In retrospect, it is not hard to see how Fiddler, with its themes of family, tradition, and community, has spoken to audiences worldwide over the past half century. And the producers initially thought the show might be “too Jewish” to succeed on Broadway! But then, within a few years, the extent of the musical’s universal appeal was fully appreciated. The producer of the first Japanese-language production of Fiddler on the Roof reportedly expressed surprise that the show could actually be understood in America; he felt it was so Japanese!

Even though The Band’s Visit has been playing on Broadway for just five months, the cast members we spoke to report that this low-key story about people briefly getting to know each other and then moving on seems to strike a chord with their audiences. “We are so used to stories about extraordinary people and extraordinary places. I think sometimes seeing a very small story that takes place in a tiny community can speak to us in a deeper way,” notes Benson. Along with his fellow actors, he has numerous anecdotes to relate from interactions at the stage door with audience members. “Just the other night, I was signing autographs and there was this young man who told me he was from Jerusalem,” he continues. “He was with another guy who said he was from Syria. The two of them had met at the show, sitting next to each other in tears over the play.
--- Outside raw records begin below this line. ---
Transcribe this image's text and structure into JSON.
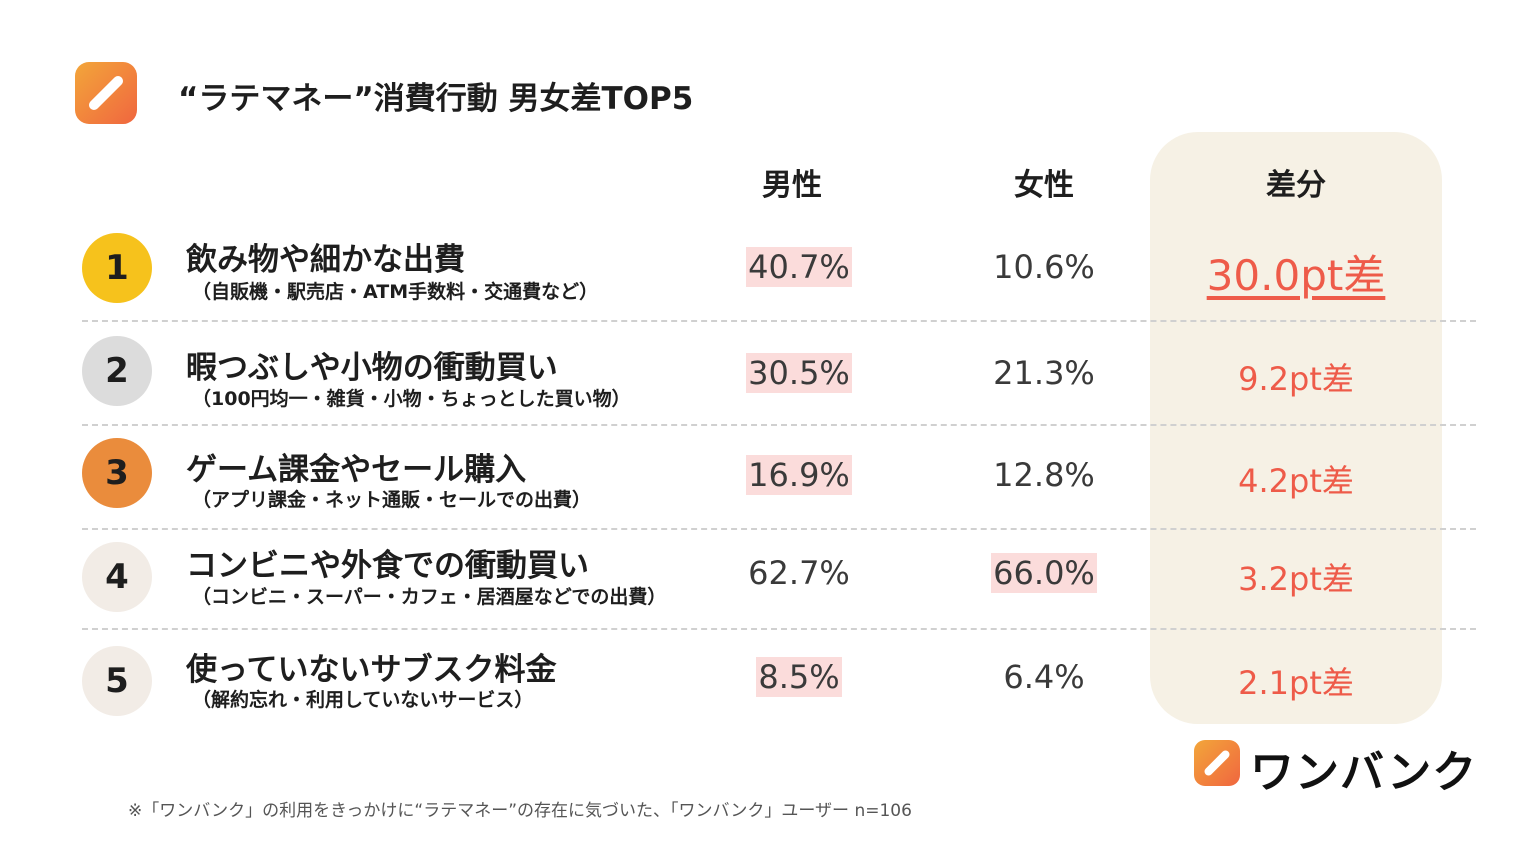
{
  "header": {
    "title": "“ラテマネー”消費行動 男女差TOP5"
  },
  "columns": {
    "male": "男性",
    "female": "女性",
    "diff": "差分"
  },
  "rows": [
    {
      "rank": "1",
      "title": "飲み物や細かな出費",
      "sub": "（自販機・駅売店・ATM手数料・交通費など）",
      "male": "40.7%",
      "female": "10.6%",
      "diff": "30.0pt差",
      "highlight": "male",
      "badge_color": "#f6c21c"
    },
    {
      "rank": "2",
      "title": "暇つぶしや小物の衝動買い",
      "sub": "（100円均一・雑貨・小物・ちょっとした買い物）",
      "male": "30.5%",
      "female": "21.3%",
      "diff": "9.2pt差",
      "highlight": "male",
      "badge_color": "#dcdcdc"
    },
    {
      "rank": "3",
      "title": "ゲーム課金やセール購入",
      "sub": "（アプリ課金・ネット通販・セールでの出費）",
      "male": "16.9%",
      "female": "12.8%",
      "diff": "4.2pt差",
      "highlight": "male",
      "badge_color": "#ea8c3c"
    },
    {
      "rank": "4",
      "title": "コンビニや外食での衝動買い",
      "sub": "（コンビニ・スーパー・カフェ・居酒屋などでの出費）",
      "male": "62.7%",
      "female": "66.0%",
      "diff": "3.2pt差",
      "highlight": "female",
      "badge_color": "#f2ece6"
    },
    {
      "rank": "5",
      "title": "使っていないサブスク料金",
      "sub": "（解約忘れ・利用していないサービス）",
      "male": "8.5%",
      "female": "6.4%",
      "diff": "2.1pt差",
      "highlight": "male",
      "badge_color": "#f2ece6"
    }
  ],
  "brand": {
    "name": "ワンバンク"
  },
  "footnote": "※「ワンバンク」の利用をきっかけに“ラテマネー”の存在に気づいた、「ワンバンク」ユーザー n=106",
  "colors": {
    "accent": "#ee5b49",
    "highlight": "#fbdcdb",
    "diff_panel": "#f6f1e5"
  },
  "icons": {
    "logo": "wanbank-logo-icon"
  }
}
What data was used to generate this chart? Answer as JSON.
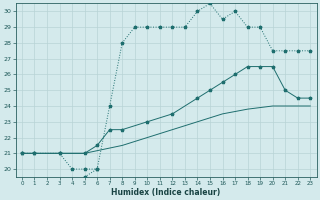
{
  "xlabel": "Humidex (Indice chaleur)",
  "bg_color": "#d4eaec",
  "line_color": "#1e6e6e",
  "grid_color": "#c0d8da",
  "xlim": [
    -0.5,
    23.5
  ],
  "ylim": [
    19.5,
    30.5
  ],
  "xticks": [
    0,
    1,
    2,
    3,
    4,
    5,
    6,
    7,
    8,
    9,
    10,
    11,
    12,
    13,
    14,
    15,
    16,
    17,
    18,
    19,
    20,
    21,
    22,
    23
  ],
  "yticks": [
    20,
    21,
    22,
    23,
    24,
    25,
    26,
    27,
    28,
    29,
    30
  ],
  "line1_dotted": {
    "x": [
      0,
      1,
      3,
      4,
      5,
      6,
      7,
      8,
      9,
      10,
      11,
      12,
      13,
      14,
      15,
      16,
      17,
      18,
      19,
      20,
      21,
      22,
      23
    ],
    "y": [
      21,
      21,
      21,
      20,
      20,
      20,
      24,
      28,
      29,
      29,
      29,
      29,
      29,
      30,
      30.5,
      29.5,
      30,
      29,
      29,
      27.5,
      27.5,
      27.5,
      27.5
    ]
  },
  "line1_extra": {
    "x": [
      5,
      6
    ],
    "y": [
      19.5,
      20
    ]
  },
  "line2": {
    "x": [
      0,
      1,
      3,
      5,
      6,
      7,
      8,
      10,
      12,
      14,
      15,
      16,
      17,
      18,
      19,
      20,
      21,
      22,
      23
    ],
    "y": [
      21,
      21,
      21,
      21,
      21.5,
      22.5,
      22.5,
      23,
      23.5,
      24.5,
      25,
      25.5,
      26,
      26.5,
      26.5,
      26.5,
      25,
      24.5,
      24.5
    ]
  },
  "line3": {
    "x": [
      0,
      1,
      3,
      5,
      8,
      10,
      12,
      14,
      16,
      18,
      20,
      21,
      22,
      23
    ],
    "y": [
      21,
      21,
      21,
      21,
      21.5,
      22,
      22.5,
      23,
      23.5,
      23.8,
      24,
      24,
      24,
      24
    ]
  }
}
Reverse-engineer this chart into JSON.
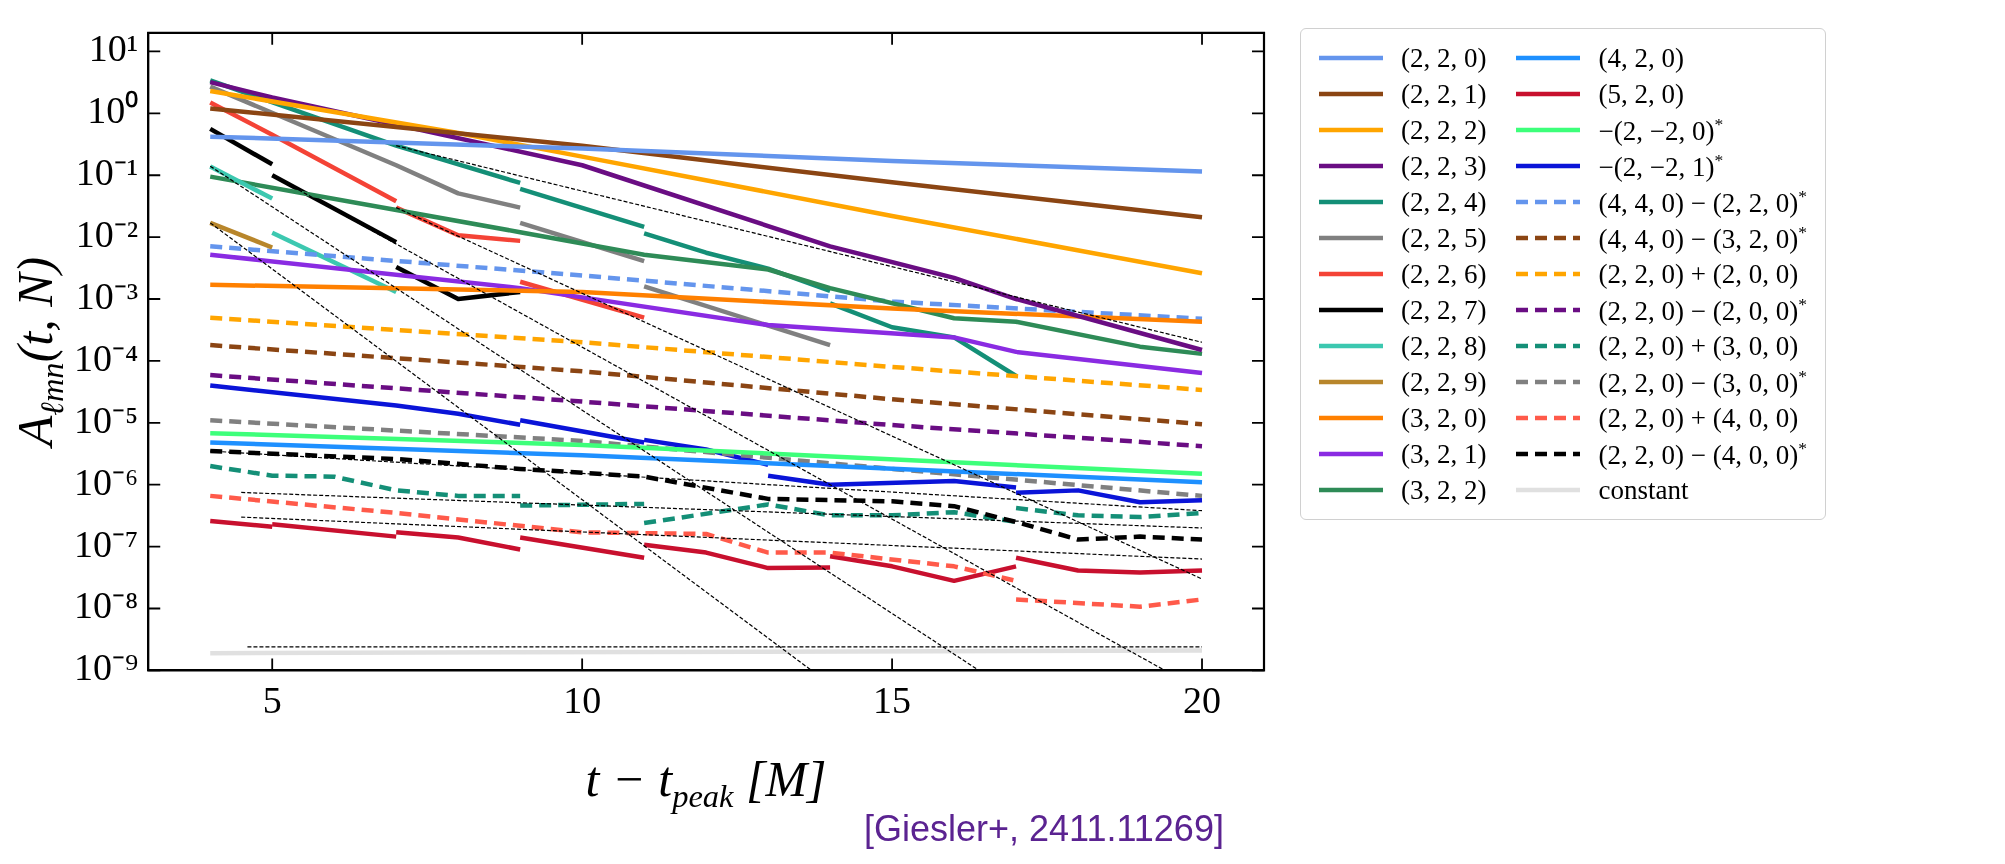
{
  "chart_data": {
    "type": "line",
    "xlabel": "t − t$_{peak}$ [M]",
    "ylabel": "A$_{ℓmn}$(t, N)",
    "annotations": [
      "[Giesler+, 2411.11269]"
    ],
    "xlim": [
      3,
      21
    ],
    "xticks": [
      5,
      10,
      15,
      20
    ],
    "ylim": [
      1e-09,
      20
    ],
    "log": "y",
    "yticks": [
      {
        "value": 1e-09,
        "label": "10⁻⁹"
      },
      {
        "value": 1e-08,
        "label": "10⁻⁸"
      },
      {
        "value": 1e-07,
        "label": "10⁻⁷"
      },
      {
        "value": 1e-06,
        "label": "10⁻⁶"
      },
      {
        "value": 1e-05,
        "label": "10⁻⁵"
      },
      {
        "value": 0.0001,
        "label": "10⁻⁴"
      },
      {
        "value": 0.001,
        "label": "10⁻³"
      },
      {
        "value": 0.01,
        "label": "10⁻²"
      },
      {
        "value": 0.1,
        "label": "10⁻¹"
      },
      {
        "value": 1,
        "label": "10⁰"
      },
      {
        "value": 10,
        "label": "10¹"
      }
    ],
    "legend": "right",
    "grid": false,
    "marker": "none",
    "series": [
      {
        "name": "(2, 2, 0)",
        "color": "#6495ed",
        "line_style": "solid",
        "x": [
          4,
          10,
          15,
          20
        ],
        "values": [
          0.42,
          0.27,
          0.17,
          0.115
        ]
      },
      {
        "name": "(2, 2, 1)",
        "color": "#8b4513",
        "line_style": "solid",
        "x": [
          4,
          10,
          15,
          20
        ],
        "values": [
          1.2,
          0.3,
          0.077,
          0.021
        ]
      },
      {
        "name": "(2, 2, 2)",
        "color": "#ffa500",
        "line_style": "solid",
        "x": [
          4,
          8,
          10,
          15,
          20
        ],
        "values": [
          2.3,
          0.48,
          0.2,
          0.022,
          0.0026
        ]
      },
      {
        "name": "(2, 2, 3)",
        "color": "#6a0d83",
        "line_style": "solid",
        "x": [
          4,
          5,
          10,
          14,
          16,
          17,
          20
        ],
        "values": [
          3.2,
          1.8,
          0.145,
          0.0071,
          0.0022,
          0.001,
          0.00015
        ]
      },
      {
        "name": "(2, 2, 4)",
        "color": "#148f77",
        "line_style": "solid",
        "x": [
          4,
          7,
          9
        ],
        "values": [
          3.4,
          0.3,
          0.075
        ]
      },
      {
        "name": "(2, 2, 5)",
        "color": "#808080",
        "line_style": "solid",
        "x": [
          4,
          7,
          8,
          9
        ],
        "values": [
          2.7,
          0.145,
          0.051,
          0.03
        ]
      },
      {
        "name": "(2, 2, 6)",
        "color": "#f44336",
        "line_style": "solid",
        "x": [
          4,
          5,
          7
        ],
        "values": [
          1.5,
          0.45,
          0.038
        ]
      },
      {
        "name": "(2, 2, 7)",
        "color": "#000000",
        "line_style": "solid",
        "x": [
          4,
          5
        ],
        "values": [
          0.56,
          0.15
        ]
      },
      {
        "name": "(2, 2, 8)",
        "color": "#3cc8b0",
        "line_style": "solid",
        "x": [
          4,
          5
        ],
        "values": [
          0.138,
          0.042
        ]
      },
      {
        "name": "(2, 2, 9)",
        "color": "#b8862b",
        "line_style": "solid",
        "x": [
          4,
          5
        ],
        "values": [
          0.017,
          0.0068
        ]
      },
      {
        "name": "(3, 2, 0)",
        "color": "#ff8000",
        "line_style": "solid",
        "x": [
          4,
          10,
          15,
          20
        ],
        "values": [
          0.0017,
          0.0013,
          0.0007,
          0.00043
        ]
      },
      {
        "name": "(3, 2, 1)",
        "color": "#8a2be2",
        "line_style": "solid",
        "x": [
          4,
          9,
          13,
          16,
          17,
          20
        ],
        "values": [
          0.0052,
          0.0015,
          0.00038,
          0.00024,
          0.00014,
          6.4e-05
        ]
      },
      {
        "name": "(3, 2, 2)",
        "color": "#2e8b57",
        "line_style": "solid",
        "x": [
          4,
          9,
          11,
          13,
          14,
          16,
          17,
          19,
          20
        ],
        "values": [
          0.095,
          0.012,
          0.0052,
          0.003,
          0.0015,
          0.00049,
          0.00043,
          0.00017,
          0.00013
        ]
      },
      {
        "name": "(4, 2, 0)",
        "color": "#1e90ff",
        "line_style": "solid",
        "x": [
          4,
          10,
          20
        ],
        "values": [
          4.8e-06,
          3e-06,
          1.1e-06
        ]
      },
      {
        "name": "(5, 2, 0)",
        "color": "#c8102e",
        "line_style": "solid",
        "x": [
          4,
          5
        ],
        "values": [
          2.6e-07,
          2.1e-07
        ]
      },
      {
        "name": "−(2, −2, 0)$^{*}$",
        "color": "#3dff7a",
        "line_style": "solid",
        "x": [
          4,
          10,
          20
        ],
        "values": [
          6.8e-06,
          4.4e-06,
          1.5e-06
        ]
      },
      {
        "name": "−(2, −2, 1)$^{*}$",
        "color": "#0a14d8",
        "line_style": "solid",
        "x": [
          4,
          7,
          8,
          9
        ],
        "values": [
          4e-05,
          1.9e-05,
          1.4e-05,
          9.3e-06
        ]
      },
      {
        "name": "(4, 4, 0) − (2, 2, 0)$^{*}$",
        "color": "#6495ed",
        "line_style": "dashed",
        "x": [
          4,
          10,
          15,
          20
        ],
        "values": [
          0.0071,
          0.0024,
          0.00091,
          0.00048
        ]
      },
      {
        "name": "(4, 4, 0) − (3, 2, 0)$^{*}$",
        "color": "#8b4513",
        "line_style": "dashed",
        "x": [
          4,
          10,
          15,
          20
        ],
        "values": [
          0.00018,
          6.8e-05,
          2.4e-05,
          9.5e-06
        ]
      },
      {
        "name": "(2, 2, 0) + (2, 0, 0)",
        "color": "#ffa500",
        "line_style": "dashed",
        "x": [
          4,
          10,
          15,
          20
        ],
        "values": [
          0.0005,
          0.0002,
          8e-05,
          3.4e-05
        ]
      },
      {
        "name": "(2, 2, 0) − (2, 0, 0)$^{*}$",
        "color": "#6a0d83",
        "line_style": "dashed",
        "x": [
          4,
          10,
          15,
          20
        ],
        "values": [
          5.9e-05,
          2.2e-05,
          9.2e-06,
          4.2e-06
        ]
      },
      {
        "name": "(2, 2, 0) + (3, 0, 0)",
        "color": "#148f77",
        "line_style": "dashed",
        "x": [
          4,
          5,
          6,
          7,
          8,
          9
        ],
        "values": [
          2e-06,
          1.4e-06,
          1.35e-06,
          8.1e-07,
          6.6e-07,
          6.6e-07
        ]
      },
      {
        "name": "(2, 2, 0) − (3, 0, 0)$^{*}$",
        "color": "#808080",
        "line_style": "dashed",
        "x": [
          4,
          10,
          15,
          20
        ],
        "values": [
          1.1e-05,
          5.1e-06,
          1.8e-06,
          6.6e-07
        ]
      },
      {
        "name": "(2, 2, 0) + (4, 0, 0)",
        "color": "#ff5a4a",
        "line_style": "dashed",
        "x": [
          4,
          7,
          10,
          12,
          13,
          14,
          16,
          17
        ],
        "values": [
          6.6e-07,
          3.5e-07,
          1.7e-07,
          1.6e-07,
          8e-08,
          8e-08,
          4.8e-08,
          2.8e-08
        ]
      },
      {
        "name": "(2, 2, 0) − (4, 0, 0)$^{*}$",
        "color": "#000000",
        "line_style": "dashed",
        "x": [
          4,
          7,
          9,
          11,
          13,
          15,
          16,
          17,
          18,
          19,
          20
        ],
        "values": [
          3.5e-06,
          2.6e-06,
          1.8e-06,
          1.35e-06,
          5.9e-07,
          5.4e-07,
          4.5e-07,
          2.5e-07,
          1.3e-07,
          1.45e-07,
          1.3e-07
        ]
      },
      {
        "name": "constant",
        "color": "#e0e0e0",
        "line_style": "solid",
        "x": [
          4,
          20
        ],
        "values": [
          1.9e-09,
          2.1e-09
        ]
      },
      {
        "color": "#148f77",
        "line_style": "solid",
        "x": [
          9,
          11
        ],
        "values": [
          0.06,
          0.0146
        ]
      },
      {
        "color": "#148f77",
        "line_style": "solid",
        "x": [
          11,
          12,
          13,
          14
        ],
        "values": [
          0.0115,
          0.0056,
          0.0031,
          0.00135
        ]
      },
      {
        "color": "#148f77",
        "line_style": "solid",
        "x": [
          14,
          15,
          16,
          17
        ],
        "values": [
          0.00085,
          0.00035,
          0.00024,
          5.7e-05
        ]
      },
      {
        "color": "#808080",
        "line_style": "solid",
        "x": [
          9,
          11
        ],
        "values": [
          0.017,
          0.0041
        ]
      },
      {
        "color": "#808080",
        "line_style": "solid",
        "x": [
          11,
          14
        ],
        "values": [
          0.0016,
          0.00018
        ]
      },
      {
        "color": "#f44336",
        "line_style": "solid",
        "x": [
          7,
          8,
          9
        ],
        "values": [
          0.03,
          0.0107,
          0.0087
        ]
      },
      {
        "color": "#f44336",
        "line_style": "solid",
        "x": [
          9,
          11
        ],
        "values": [
          0.0019,
          0.0005
        ]
      },
      {
        "color": "#000000",
        "line_style": "solid",
        "x": [
          5,
          7
        ],
        "values": [
          0.1,
          0.0083
        ]
      },
      {
        "color": "#000000",
        "line_style": "solid",
        "x": [
          7,
          8,
          9
        ],
        "values": [
          0.0033,
          0.001,
          0.0013
        ]
      },
      {
        "color": "#3cc8b0",
        "line_style": "solid",
        "x": [
          5,
          7
        ],
        "values": [
          0.0118,
          0.0013
        ]
      },
      {
        "color": "#c8102e",
        "line_style": "solid",
        "x": [
          5,
          7
        ],
        "values": [
          2.3e-07,
          1.45e-07
        ]
      },
      {
        "color": "#c8102e",
        "line_style": "solid",
        "x": [
          7,
          8,
          9
        ],
        "values": [
          1.7e-07,
          1.4e-07,
          9e-08
        ]
      },
      {
        "color": "#c8102e",
        "line_style": "solid",
        "x": [
          9,
          11
        ],
        "values": [
          1.4e-07,
          6.6e-08
        ]
      },
      {
        "color": "#c8102e",
        "line_style": "solid",
        "x": [
          11,
          12,
          13,
          14
        ],
        "values": [
          1.07e-07,
          8e-08,
          4.5e-08,
          4.6e-08
        ]
      },
      {
        "color": "#c8102e",
        "line_style": "solid",
        "x": [
          14,
          15,
          16,
          17
        ],
        "values": [
          7e-08,
          4.8e-08,
          2.8e-08,
          4.8e-08
        ]
      },
      {
        "color": "#c8102e",
        "line_style": "solid",
        "x": [
          17,
          18,
          19,
          20
        ],
        "values": [
          6.6e-08,
          4.1e-08,
          3.8e-08,
          4.1e-08
        ]
      },
      {
        "color": "#0a14d8",
        "line_style": "solid",
        "x": [
          9,
          11
        ],
        "values": [
          1.1e-05,
          4.8e-06
        ]
      },
      {
        "color": "#0a14d8",
        "line_style": "solid",
        "x": [
          11,
          12,
          13
        ],
        "values": [
          5.3e-06,
          3.7e-06,
          2.1e-06
        ]
      },
      {
        "color": "#0a14d8",
        "line_style": "solid",
        "x": [
          13,
          14,
          16,
          17
        ],
        "values": [
          1.4e-06,
          1e-06,
          1.15e-06,
          9e-07
        ]
      },
      {
        "color": "#0a14d8",
        "line_style": "solid",
        "x": [
          17,
          18,
          19,
          20
        ],
        "values": [
          7.4e-07,
          8.1e-07,
          5.2e-07,
          5.6e-07
        ]
      },
      {
        "color": "#148f77",
        "line_style": "dashed",
        "x": [
          9,
          11
        ],
        "values": [
          4.6e-07,
          4.9e-07
        ]
      },
      {
        "color": "#148f77",
        "line_style": "dashed",
        "x": [
          11,
          13,
          14,
          15,
          16,
          17
        ],
        "values": [
          2.4e-07,
          4.8e-07,
          3.2e-07,
          3.2e-07,
          3.6e-07,
          2.5e-07
        ]
      },
      {
        "color": "#148f77",
        "line_style": "dashed",
        "x": [
          17,
          18,
          19,
          20
        ],
        "values": [
          4.2e-07,
          3.2e-07,
          3e-07,
          3.5e-07
        ]
      },
      {
        "color": "#ff5a4a",
        "line_style": "dashed",
        "x": [
          17,
          19,
          20
        ],
        "values": [
          1.4e-08,
          1.07e-08,
          1.4e-08
        ]
      },
      {
        "type": "line",
        "color": "#000000",
        "line_style": "dashed",
        "x": [
          4,
          13.7
        ],
        "values": [
          0.017,
          1e-09
        ]
      },
      {
        "type": "line",
        "color": "#000000",
        "line_style": "dashed",
        "x": [
          4,
          16.4
        ],
        "values": [
          0.14,
          1e-09
        ]
      },
      {
        "type": "line",
        "color": "#000000",
        "line_style": "dashed",
        "x": [
          5,
          19.4
        ],
        "values": [
          0.1,
          1e-09
        ]
      },
      {
        "type": "line",
        "color": "#000000",
        "line_style": "dashed",
        "x": [
          7,
          20
        ],
        "values": [
          0.03,
          3e-08
        ]
      },
      {
        "type": "line",
        "color": "#000000",
        "line_style": "dashed",
        "x": [
          7,
          20
        ],
        "values": [
          0.3,
          0.0002
        ]
      },
      {
        "type": "line",
        "color": "#000000",
        "line_style": "dashed",
        "x": [
          4.6,
          20
        ],
        "values": [
          2.4e-09,
          2.4e-09
        ]
      },
      {
        "type": "line",
        "color": "#000000",
        "line_style": "dashed",
        "x": [
          4.5,
          20
        ],
        "values": [
          3e-07,
          6.3e-08
        ]
      },
      {
        "type": "line",
        "color": "#000000",
        "line_style": "dashed",
        "x": [
          4.5,
          20
        ],
        "values": [
          7.5e-07,
          2e-07
        ]
      },
      {
        "type": "line",
        "color": "#000000",
        "line_style": "dashed",
        "x": [
          4,
          20
        ],
        "values": [
          3.5e-06,
          3.8e-07
        ]
      }
    ]
  }
}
That was so moving to me. Our show is about these elements of art and love, what unites us and what binds us. Barriers like politics and borders are manmade, and to see a work of art like our show uniting people and letting them find common ground, that’s what our show is about.”

Only connect: That’s how Kantor views what he considers the particularly timely message of the show. “I think it speaks to the human connection on a fundamental level, and in such a poetic and seemingly simple manner. And in today’s times, when we are living in a country and a world where there seems to be so much tension between people, to have two groups just come together and connect gives us a lot of hope.”